Short on energy, long on goals
Historically, Chile’s economy and global copper prices have moved in lockstep. For instance, between 2003 and 2007, Chile recorded strong annual GDP growth on the back of high copper prices. Conversely, when copper prices halved at the peak of the global financial crisis in late 2008, Chile saw a dramatic fall in its exports as well as GDP. Despite its success in alleviating poverty to a large extent, Chile still has a long way to go in enhancing per capita incomes. Chile’s per capita income pales in significance when compared to higher-income countries in the OECD club. Chile’s energy deficit is huge as it does not have much oil and natural gas, while its hydro-electric projects are hampered by severe droughts. To make up for the shortfall, the government has launched an ambitious program to harness non-conventional renewable sources such as geothermal energy from the numerous natural geysers and steam fields located in the northern part of the country.

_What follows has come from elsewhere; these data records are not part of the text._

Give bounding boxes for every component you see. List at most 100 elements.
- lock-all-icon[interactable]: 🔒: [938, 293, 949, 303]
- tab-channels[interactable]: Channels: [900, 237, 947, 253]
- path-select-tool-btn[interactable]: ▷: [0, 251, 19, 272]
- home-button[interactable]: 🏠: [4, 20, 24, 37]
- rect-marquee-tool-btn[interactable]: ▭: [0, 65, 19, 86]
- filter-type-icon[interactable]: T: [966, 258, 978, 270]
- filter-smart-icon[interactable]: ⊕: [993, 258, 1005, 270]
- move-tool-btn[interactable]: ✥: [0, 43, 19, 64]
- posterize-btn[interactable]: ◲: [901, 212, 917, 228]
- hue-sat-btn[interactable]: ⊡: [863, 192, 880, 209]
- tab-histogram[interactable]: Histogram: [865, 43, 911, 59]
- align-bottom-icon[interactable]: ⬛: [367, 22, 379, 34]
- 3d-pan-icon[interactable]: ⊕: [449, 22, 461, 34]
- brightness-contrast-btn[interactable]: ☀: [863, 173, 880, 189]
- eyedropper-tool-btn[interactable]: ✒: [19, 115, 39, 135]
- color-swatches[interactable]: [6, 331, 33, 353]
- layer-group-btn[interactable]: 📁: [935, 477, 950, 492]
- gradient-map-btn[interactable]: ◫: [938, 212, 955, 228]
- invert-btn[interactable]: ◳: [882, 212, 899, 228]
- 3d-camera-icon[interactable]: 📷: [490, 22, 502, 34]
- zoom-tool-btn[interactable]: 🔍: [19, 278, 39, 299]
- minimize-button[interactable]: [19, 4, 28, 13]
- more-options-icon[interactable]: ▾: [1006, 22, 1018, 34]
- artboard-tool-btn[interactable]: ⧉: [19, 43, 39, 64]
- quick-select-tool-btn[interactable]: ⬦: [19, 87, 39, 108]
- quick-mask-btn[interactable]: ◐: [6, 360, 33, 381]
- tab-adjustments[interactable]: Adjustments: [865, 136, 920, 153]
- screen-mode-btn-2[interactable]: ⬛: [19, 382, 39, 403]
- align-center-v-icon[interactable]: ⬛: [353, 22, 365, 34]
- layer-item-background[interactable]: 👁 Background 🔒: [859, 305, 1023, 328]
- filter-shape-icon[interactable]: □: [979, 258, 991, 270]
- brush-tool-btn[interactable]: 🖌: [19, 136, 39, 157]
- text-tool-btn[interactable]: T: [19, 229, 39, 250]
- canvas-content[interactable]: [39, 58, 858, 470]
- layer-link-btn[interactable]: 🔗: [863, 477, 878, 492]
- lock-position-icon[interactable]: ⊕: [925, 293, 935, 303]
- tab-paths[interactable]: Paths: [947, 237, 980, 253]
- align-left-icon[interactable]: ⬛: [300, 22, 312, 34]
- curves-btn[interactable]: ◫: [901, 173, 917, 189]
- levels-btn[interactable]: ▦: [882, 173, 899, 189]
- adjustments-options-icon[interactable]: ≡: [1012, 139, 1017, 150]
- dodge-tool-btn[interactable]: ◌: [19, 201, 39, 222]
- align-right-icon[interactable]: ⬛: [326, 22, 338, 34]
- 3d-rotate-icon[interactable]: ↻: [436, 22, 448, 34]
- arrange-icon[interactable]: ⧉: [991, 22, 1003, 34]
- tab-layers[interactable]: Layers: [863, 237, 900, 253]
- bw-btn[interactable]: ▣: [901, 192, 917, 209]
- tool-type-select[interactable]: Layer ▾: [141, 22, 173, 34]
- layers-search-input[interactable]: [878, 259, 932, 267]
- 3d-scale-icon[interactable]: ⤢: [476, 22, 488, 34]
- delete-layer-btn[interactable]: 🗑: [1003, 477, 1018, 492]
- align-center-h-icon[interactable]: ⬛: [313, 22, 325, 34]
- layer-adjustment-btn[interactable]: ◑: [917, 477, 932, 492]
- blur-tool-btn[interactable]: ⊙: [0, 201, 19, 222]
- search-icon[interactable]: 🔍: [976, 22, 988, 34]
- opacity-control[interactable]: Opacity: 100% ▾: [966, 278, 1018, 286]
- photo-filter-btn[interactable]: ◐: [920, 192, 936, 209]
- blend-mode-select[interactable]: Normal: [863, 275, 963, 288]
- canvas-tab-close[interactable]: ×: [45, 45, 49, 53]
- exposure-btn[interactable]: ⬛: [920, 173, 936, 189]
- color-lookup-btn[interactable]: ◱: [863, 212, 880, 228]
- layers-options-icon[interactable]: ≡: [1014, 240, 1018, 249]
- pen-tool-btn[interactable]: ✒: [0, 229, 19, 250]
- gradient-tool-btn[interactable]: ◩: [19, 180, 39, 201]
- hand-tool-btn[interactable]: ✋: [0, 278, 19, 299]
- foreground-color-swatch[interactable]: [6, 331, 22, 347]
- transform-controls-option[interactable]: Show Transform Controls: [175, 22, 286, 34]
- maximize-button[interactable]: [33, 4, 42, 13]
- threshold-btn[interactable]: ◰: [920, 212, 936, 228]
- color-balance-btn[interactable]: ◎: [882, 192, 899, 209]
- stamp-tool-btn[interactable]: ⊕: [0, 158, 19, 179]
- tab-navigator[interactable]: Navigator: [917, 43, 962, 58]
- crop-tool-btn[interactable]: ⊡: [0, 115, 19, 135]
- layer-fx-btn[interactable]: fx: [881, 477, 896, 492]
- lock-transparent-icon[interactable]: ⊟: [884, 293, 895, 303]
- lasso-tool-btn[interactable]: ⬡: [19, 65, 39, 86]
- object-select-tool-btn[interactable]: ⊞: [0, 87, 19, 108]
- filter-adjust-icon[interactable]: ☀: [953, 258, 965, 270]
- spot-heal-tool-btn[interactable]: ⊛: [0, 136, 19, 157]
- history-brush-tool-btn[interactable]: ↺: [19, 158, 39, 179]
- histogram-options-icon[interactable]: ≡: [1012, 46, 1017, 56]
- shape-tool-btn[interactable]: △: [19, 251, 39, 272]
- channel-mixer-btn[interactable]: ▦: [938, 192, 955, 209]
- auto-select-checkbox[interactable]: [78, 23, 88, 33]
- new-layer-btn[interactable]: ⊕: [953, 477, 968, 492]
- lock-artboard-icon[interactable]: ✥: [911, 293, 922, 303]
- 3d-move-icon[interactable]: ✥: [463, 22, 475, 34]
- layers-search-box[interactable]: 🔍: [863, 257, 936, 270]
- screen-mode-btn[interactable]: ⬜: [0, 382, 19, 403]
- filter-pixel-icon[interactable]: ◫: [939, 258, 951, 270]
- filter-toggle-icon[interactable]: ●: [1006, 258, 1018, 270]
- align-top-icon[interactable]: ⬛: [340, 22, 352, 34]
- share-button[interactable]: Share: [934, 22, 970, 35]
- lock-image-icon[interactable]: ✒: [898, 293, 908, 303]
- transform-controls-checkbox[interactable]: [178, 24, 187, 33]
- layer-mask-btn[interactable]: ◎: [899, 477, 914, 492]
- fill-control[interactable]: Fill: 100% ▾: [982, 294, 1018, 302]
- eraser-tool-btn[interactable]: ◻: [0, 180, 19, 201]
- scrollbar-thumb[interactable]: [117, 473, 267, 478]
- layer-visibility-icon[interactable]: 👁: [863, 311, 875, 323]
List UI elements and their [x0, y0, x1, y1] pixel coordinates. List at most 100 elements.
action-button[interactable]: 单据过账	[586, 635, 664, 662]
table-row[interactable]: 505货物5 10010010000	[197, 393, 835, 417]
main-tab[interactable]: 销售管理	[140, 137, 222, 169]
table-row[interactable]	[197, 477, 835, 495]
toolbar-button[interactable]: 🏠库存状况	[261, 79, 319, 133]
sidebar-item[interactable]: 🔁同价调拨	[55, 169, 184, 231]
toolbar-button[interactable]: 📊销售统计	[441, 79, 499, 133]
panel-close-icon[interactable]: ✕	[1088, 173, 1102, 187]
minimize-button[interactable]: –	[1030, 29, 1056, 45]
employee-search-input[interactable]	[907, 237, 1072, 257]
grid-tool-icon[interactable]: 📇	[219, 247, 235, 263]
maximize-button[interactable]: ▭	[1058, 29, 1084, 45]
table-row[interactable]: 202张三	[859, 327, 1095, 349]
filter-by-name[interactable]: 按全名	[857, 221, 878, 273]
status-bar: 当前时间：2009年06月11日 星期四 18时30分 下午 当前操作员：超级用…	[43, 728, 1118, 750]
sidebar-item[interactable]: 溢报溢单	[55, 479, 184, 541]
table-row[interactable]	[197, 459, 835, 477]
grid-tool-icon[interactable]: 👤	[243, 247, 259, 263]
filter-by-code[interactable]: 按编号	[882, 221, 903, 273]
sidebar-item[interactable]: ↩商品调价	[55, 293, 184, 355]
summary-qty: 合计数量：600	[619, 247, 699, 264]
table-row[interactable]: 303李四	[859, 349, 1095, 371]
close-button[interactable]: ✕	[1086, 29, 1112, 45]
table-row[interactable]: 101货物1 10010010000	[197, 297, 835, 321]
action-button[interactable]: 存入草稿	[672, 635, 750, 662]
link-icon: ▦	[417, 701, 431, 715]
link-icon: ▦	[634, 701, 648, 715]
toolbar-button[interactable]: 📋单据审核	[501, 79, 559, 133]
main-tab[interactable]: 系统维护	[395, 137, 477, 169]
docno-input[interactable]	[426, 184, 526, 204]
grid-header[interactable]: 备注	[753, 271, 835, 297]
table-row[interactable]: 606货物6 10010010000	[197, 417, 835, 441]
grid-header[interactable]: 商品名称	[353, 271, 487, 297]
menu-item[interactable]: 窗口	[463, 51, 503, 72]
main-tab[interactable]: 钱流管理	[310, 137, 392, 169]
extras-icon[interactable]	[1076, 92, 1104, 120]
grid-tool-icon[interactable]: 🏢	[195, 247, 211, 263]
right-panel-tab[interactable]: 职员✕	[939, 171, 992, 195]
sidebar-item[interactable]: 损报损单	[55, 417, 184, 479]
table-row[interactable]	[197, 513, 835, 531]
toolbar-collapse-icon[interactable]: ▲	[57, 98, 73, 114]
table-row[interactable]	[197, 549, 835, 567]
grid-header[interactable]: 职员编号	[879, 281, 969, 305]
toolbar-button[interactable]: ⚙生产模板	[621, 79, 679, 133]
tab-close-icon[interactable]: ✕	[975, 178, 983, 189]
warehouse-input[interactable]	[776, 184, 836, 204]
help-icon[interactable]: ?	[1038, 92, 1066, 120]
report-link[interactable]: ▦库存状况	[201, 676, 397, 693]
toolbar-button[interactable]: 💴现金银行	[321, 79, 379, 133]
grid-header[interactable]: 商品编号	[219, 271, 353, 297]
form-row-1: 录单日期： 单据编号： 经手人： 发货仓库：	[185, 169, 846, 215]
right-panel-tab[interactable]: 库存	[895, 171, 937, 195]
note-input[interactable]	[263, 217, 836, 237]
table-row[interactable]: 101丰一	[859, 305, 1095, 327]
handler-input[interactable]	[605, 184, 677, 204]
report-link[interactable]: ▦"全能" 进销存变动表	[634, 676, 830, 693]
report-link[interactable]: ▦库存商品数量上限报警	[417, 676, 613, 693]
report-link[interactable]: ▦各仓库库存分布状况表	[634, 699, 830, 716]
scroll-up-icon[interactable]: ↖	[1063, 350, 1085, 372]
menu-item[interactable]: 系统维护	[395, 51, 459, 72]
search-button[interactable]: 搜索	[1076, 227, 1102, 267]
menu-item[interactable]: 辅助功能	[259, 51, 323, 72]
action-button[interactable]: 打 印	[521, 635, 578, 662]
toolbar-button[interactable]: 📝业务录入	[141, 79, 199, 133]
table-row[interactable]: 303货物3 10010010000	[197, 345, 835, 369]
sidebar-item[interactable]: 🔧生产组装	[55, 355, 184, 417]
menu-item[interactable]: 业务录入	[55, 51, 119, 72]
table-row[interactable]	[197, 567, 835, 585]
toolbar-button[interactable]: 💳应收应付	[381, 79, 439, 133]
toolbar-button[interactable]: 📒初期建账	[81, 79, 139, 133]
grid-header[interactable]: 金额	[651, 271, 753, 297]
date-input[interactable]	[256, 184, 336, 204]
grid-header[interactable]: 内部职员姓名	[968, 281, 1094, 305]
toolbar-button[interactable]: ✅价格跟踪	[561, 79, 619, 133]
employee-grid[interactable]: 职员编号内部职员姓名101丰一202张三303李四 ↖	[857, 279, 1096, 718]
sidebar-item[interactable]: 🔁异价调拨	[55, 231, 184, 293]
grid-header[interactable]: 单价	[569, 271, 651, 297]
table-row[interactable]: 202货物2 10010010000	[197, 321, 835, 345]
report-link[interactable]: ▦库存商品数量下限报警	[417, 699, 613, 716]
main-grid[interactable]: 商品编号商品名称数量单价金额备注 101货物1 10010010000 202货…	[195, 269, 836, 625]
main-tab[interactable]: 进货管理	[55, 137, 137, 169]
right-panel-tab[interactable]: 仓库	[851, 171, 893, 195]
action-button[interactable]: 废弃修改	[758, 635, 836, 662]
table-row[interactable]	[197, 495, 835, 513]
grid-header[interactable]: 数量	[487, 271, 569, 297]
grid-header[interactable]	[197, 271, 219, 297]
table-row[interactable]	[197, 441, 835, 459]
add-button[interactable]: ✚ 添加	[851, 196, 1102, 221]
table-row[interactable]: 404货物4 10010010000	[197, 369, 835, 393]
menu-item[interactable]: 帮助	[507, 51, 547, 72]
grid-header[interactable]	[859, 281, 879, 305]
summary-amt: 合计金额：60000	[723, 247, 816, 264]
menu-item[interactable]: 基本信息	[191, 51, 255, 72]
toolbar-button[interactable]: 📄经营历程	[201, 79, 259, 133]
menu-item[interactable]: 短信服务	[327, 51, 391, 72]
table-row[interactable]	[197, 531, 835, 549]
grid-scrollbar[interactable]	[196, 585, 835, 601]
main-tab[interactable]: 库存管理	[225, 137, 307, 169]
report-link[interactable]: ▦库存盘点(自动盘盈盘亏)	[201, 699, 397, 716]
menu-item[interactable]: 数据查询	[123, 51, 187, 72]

With the exception of the seventeen-year military rule under General Augusto Pinochet, Chile has continued to elect democratic governments over the years. Sound economic policies followed by successive governments since the 80s ensured steady economic growth, thus securing Chile a prominent position among the world’s emerging economies. Most of all, the strength of Chile’s institutions endear it to the global investor community. To sum up, Chile’s economic fortunes are likely to continue to depend largely on its status as a South American commodity power house in the years to come.